Whether or not early humans possessed light or dark skin would reasonably be a function of when hominids started losing body hair. What’s more, even after losing body hair an early human population might not have experienced strong selection for melanin production - depending on the lifestyle and local environment there may have been little need, remember that ancient Africa was in terms of climate a great deal different than modern Africa. From a purely rational standpoint, assuming that the first humans were dark-skinned is just as wrong-headed as assuming they were light-skinned.
However, anthropologists as a general rule really don’t like light-skinned people, and so they take every chance they can get to denigrate, isolate, or ridicule light-skinned persons.
“Whats with the dark skin? Is this because man is thought to have come out of Africa? Or does the DNA confirm skin color?”
The further they lived from the equator, the less likely they were to have dark skin.
Well, for one, its an artists impression, which means it really doesnt have anything to do with the topic matter and only truly relates what some artist felt.
That's true, and it's a New York Times article, so it's heavily slanted toward communism; other than that, it's very factual and informative.
That’s definitely Balin on the right. Looks like Fili and Kili at top left, and young Gimli and his sister at bottom left, but I can’t be sure.
If there were homo erectus, Neanderthals, and denisovans living among us today, would anyone know it? How different were these species of man?

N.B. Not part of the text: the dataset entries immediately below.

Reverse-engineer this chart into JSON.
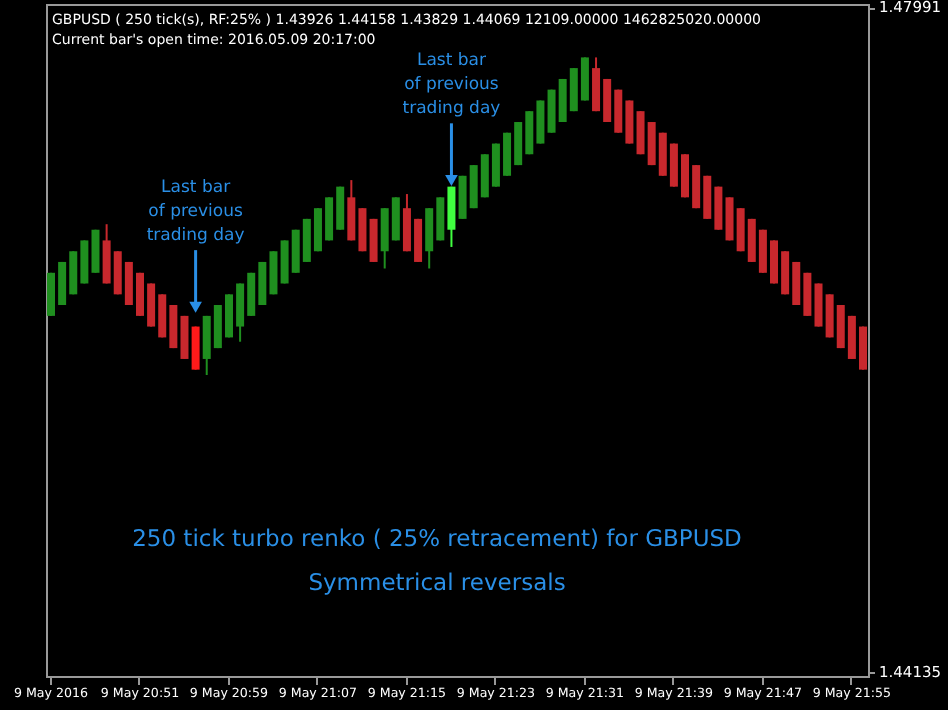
{
  "chart_data": {
    "type": "candlestick",
    "title": "GBPUSD ( 250 tick(s), RF:25% ) 1.43926 1.44158 1.43829 1.44069 12109.00000 1462825020.00000",
    "subtitle": "Current bar's open time: 2016.05.09 20:17:00",
    "categories": [
      "9 May 2016",
      null,
      null,
      null,
      null,
      null,
      null,
      null,
      "9 May 20:51",
      null,
      null,
      null,
      null,
      null,
      null,
      null,
      "9 May 20:59",
      null,
      null,
      null,
      null,
      null,
      null,
      null,
      "9 May 21:07",
      null,
      null,
      null,
      null,
      null,
      null,
      null,
      "9 May 21:15",
      null,
      null,
      null,
      null,
      null,
      null,
      null,
      "9 May 21:23",
      null,
      null,
      null,
      null,
      null,
      null,
      null,
      "9 May 21:31",
      null,
      null,
      null,
      null,
      null,
      null,
      null,
      "9 May 21:39",
      null,
      null,
      null,
      null,
      null,
      null,
      null,
      "9 May 21:47",
      null,
      null,
      null,
      null,
      null,
      null,
      null,
      "9 May 21:55",
      null
    ],
    "ohlc": [
      [
        1.462,
        1.4645,
        1.462,
        1.4645
      ],
      [
        1.46263,
        1.46513,
        1.46263,
        1.46513
      ],
      [
        1.46325,
        1.46575,
        1.46325,
        1.46575
      ],
      [
        1.46388,
        1.46638,
        1.46388,
        1.46638
      ],
      [
        1.4645,
        1.467,
        1.4645,
        1.467
      ],
      [
        1.46638,
        1.46732,
        1.46388,
        1.46388
      ],
      [
        1.46575,
        1.46575,
        1.46325,
        1.46325
      ],
      [
        1.46513,
        1.46513,
        1.46263,
        1.46263
      ],
      [
        1.4645,
        1.4645,
        1.462,
        1.462
      ],
      [
        1.46388,
        1.46388,
        1.46138,
        1.46138
      ],
      [
        1.46325,
        1.46325,
        1.46075,
        1.46075
      ],
      [
        1.46263,
        1.46263,
        1.46013,
        1.46013
      ],
      [
        1.462,
        1.462,
        1.4595,
        1.4595
      ],
      [
        1.46138,
        1.46138,
        1.45888,
        1.45888
      ],
      [
        1.4595,
        1.462,
        1.45857,
        1.462
      ],
      [
        1.46013,
        1.46263,
        1.46013,
        1.46263
      ],
      [
        1.46075,
        1.46325,
        1.46075,
        1.46325
      ],
      [
        1.46138,
        1.46388,
        1.4605,
        1.46388
      ],
      [
        1.462,
        1.4645,
        1.462,
        1.4645
      ],
      [
        1.46263,
        1.46513,
        1.46263,
        1.46513
      ],
      [
        1.46325,
        1.46575,
        1.46325,
        1.46575
      ],
      [
        1.46388,
        1.46638,
        1.46388,
        1.46638
      ],
      [
        1.4645,
        1.467,
        1.4645,
        1.467
      ],
      [
        1.46513,
        1.46763,
        1.46513,
        1.46763
      ],
      [
        1.46575,
        1.46825,
        1.46575,
        1.46825
      ],
      [
        1.46638,
        1.46888,
        1.46638,
        1.46888
      ],
      [
        1.467,
        1.4695,
        1.467,
        1.4695
      ],
      [
        1.46888,
        1.46988,
        1.46638,
        1.46638
      ],
      [
        1.46825,
        1.46825,
        1.46575,
        1.46575
      ],
      [
        1.46763,
        1.46763,
        1.46513,
        1.46513
      ],
      [
        1.46575,
        1.46825,
        1.46475,
        1.46825
      ],
      [
        1.46638,
        1.46888,
        1.46638,
        1.46888
      ],
      [
        1.46825,
        1.46907,
        1.46575,
        1.46575
      ],
      [
        1.46763,
        1.46763,
        1.46513,
        1.46513
      ],
      [
        1.46575,
        1.46825,
        1.46475,
        1.46825
      ],
      [
        1.46638,
        1.46888,
        1.46638,
        1.46888
      ],
      [
        1.467,
        1.4695,
        1.466,
        1.4695
      ],
      [
        1.46763,
        1.47013,
        1.46763,
        1.47013
      ],
      [
        1.46825,
        1.47075,
        1.46825,
        1.47075
      ],
      [
        1.46888,
        1.47138,
        1.46888,
        1.47138
      ],
      [
        1.4695,
        1.472,
        1.4695,
        1.472
      ],
      [
        1.47013,
        1.47263,
        1.47013,
        1.47263
      ],
      [
        1.47075,
        1.47325,
        1.47075,
        1.47325
      ],
      [
        1.47138,
        1.47388,
        1.47138,
        1.47388
      ],
      [
        1.472,
        1.4745,
        1.472,
        1.4745
      ],
      [
        1.47263,
        1.47513,
        1.47263,
        1.47513
      ],
      [
        1.47325,
        1.47575,
        1.47325,
        1.47575
      ],
      [
        1.47388,
        1.47638,
        1.47388,
        1.47638
      ],
      [
        1.4745,
        1.477,
        1.4745,
        1.477
      ],
      [
        1.47638,
        1.477,
        1.47388,
        1.47388
      ],
      [
        1.47575,
        1.47575,
        1.47325,
        1.47325
      ],
      [
        1.47513,
        1.47513,
        1.47263,
        1.47263
      ],
      [
        1.4745,
        1.4745,
        1.472,
        1.472
      ],
      [
        1.47388,
        1.47388,
        1.47138,
        1.47138
      ],
      [
        1.47325,
        1.47325,
        1.47075,
        1.47075
      ],
      [
        1.47263,
        1.47263,
        1.47013,
        1.47013
      ],
      [
        1.472,
        1.472,
        1.4695,
        1.4695
      ],
      [
        1.47138,
        1.47138,
        1.46888,
        1.46888
      ],
      [
        1.47075,
        1.47075,
        1.46825,
        1.46825
      ],
      [
        1.47013,
        1.47013,
        1.46763,
        1.46763
      ],
      [
        1.4695,
        1.4695,
        1.467,
        1.467
      ],
      [
        1.46888,
        1.46888,
        1.46638,
        1.46638
      ],
      [
        1.46825,
        1.46825,
        1.46575,
        1.46575
      ],
      [
        1.46763,
        1.46763,
        1.46513,
        1.46513
      ],
      [
        1.467,
        1.467,
        1.4645,
        1.4645
      ],
      [
        1.46638,
        1.46638,
        1.46388,
        1.46388
      ],
      [
        1.46575,
        1.46575,
        1.46325,
        1.46325
      ],
      [
        1.46513,
        1.46513,
        1.46263,
        1.46263
      ],
      [
        1.4645,
        1.4645,
        1.462,
        1.462
      ],
      [
        1.46388,
        1.46388,
        1.46138,
        1.46138
      ],
      [
        1.46325,
        1.46325,
        1.46075,
        1.46075
      ],
      [
        1.46263,
        1.46263,
        1.46013,
        1.46013
      ],
      [
        1.462,
        1.462,
        1.4595,
        1.4595
      ],
      [
        1.46138,
        1.46138,
        1.45888,
        1.45888
      ]
    ],
    "colors": [
      "#1f8f1f",
      "#1f8f1f",
      "#1f8f1f",
      "#1f8f1f",
      "#1f8f1f",
      "#c8282d",
      "#c8282d",
      "#c8282d",
      "#c8282d",
      "#c8282d",
      "#c8282d",
      "#c8282d",
      "#c8282d",
      "#ff1a1a",
      "#1f8f1f",
      "#1f8f1f",
      "#1f8f1f",
      "#1f8f1f",
      "#1f8f1f",
      "#1f8f1f",
      "#1f8f1f",
      "#1f8f1f",
      "#1f8f1f",
      "#1f8f1f",
      "#1f8f1f",
      "#1f8f1f",
      "#1f8f1f",
      "#c8282d",
      "#c8282d",
      "#c8282d",
      "#1f8f1f",
      "#1f8f1f",
      "#c8282d",
      "#c8282d",
      "#1f8f1f",
      "#1f8f1f",
      "#40ff40",
      "#1f8f1f",
      "#1f8f1f",
      "#1f8f1f",
      "#1f8f1f",
      "#1f8f1f",
      "#1f8f1f",
      "#1f8f1f",
      "#1f8f1f",
      "#1f8f1f",
      "#1f8f1f",
      "#1f8f1f",
      "#1f8f1f",
      "#c8282d",
      "#c8282d",
      "#c8282d",
      "#c8282d",
      "#c8282d",
      "#c8282d",
      "#c8282d",
      "#c8282d",
      "#c8282d",
      "#c8282d",
      "#c8282d",
      "#c8282d",
      "#c8282d",
      "#c8282d",
      "#c8282d",
      "#c8282d",
      "#c8282d",
      "#c8282d",
      "#c8282d",
      "#c8282d",
      "#c8282d",
      "#c8282d",
      "#c8282d",
      "#c8282d",
      "#c8282d"
    ],
    "ylim": [
      1.4411,
      1.4801
    ],
    "yticks": [
      1.47991,
      1.44135
    ],
    "annotations": [
      {
        "text": "Last bar of previous trading day",
        "y": 1.4625
      },
      {
        "text": "Last bar of previous trading day",
        "y": 1.46986
      },
      "250 tick turbo renko ( 25% retracement) for GBPUSD",
      "Symmetrical reversals"
    ]
  }
}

If Homo Sapiens and Neanderthals were living together today, would we be treating each other as equals, or would one species dominate the other?
No, no - anything but that...
Not Gimli. And definitely not his sister. She was a blond, if I’m remembering right.
How do they know that applies to all Neanderthals and not just the subset for whom they've found DNA?
I'm never really see the point of all this study of the origin of Humans. I figure at some point God put a soul in us and then we stopped being apes.
Sorry, but I’m not falling for any of this. God created Adam and Steve... beginning and end of story.
Jumbo shrimp?
From a thigh bone artists were able to come up with a physical interpretation of what the rest of the bones, if they had them, would have looked like assembled with flesh and skin added. Amazing! /s
Dark skin is more likely than light skin.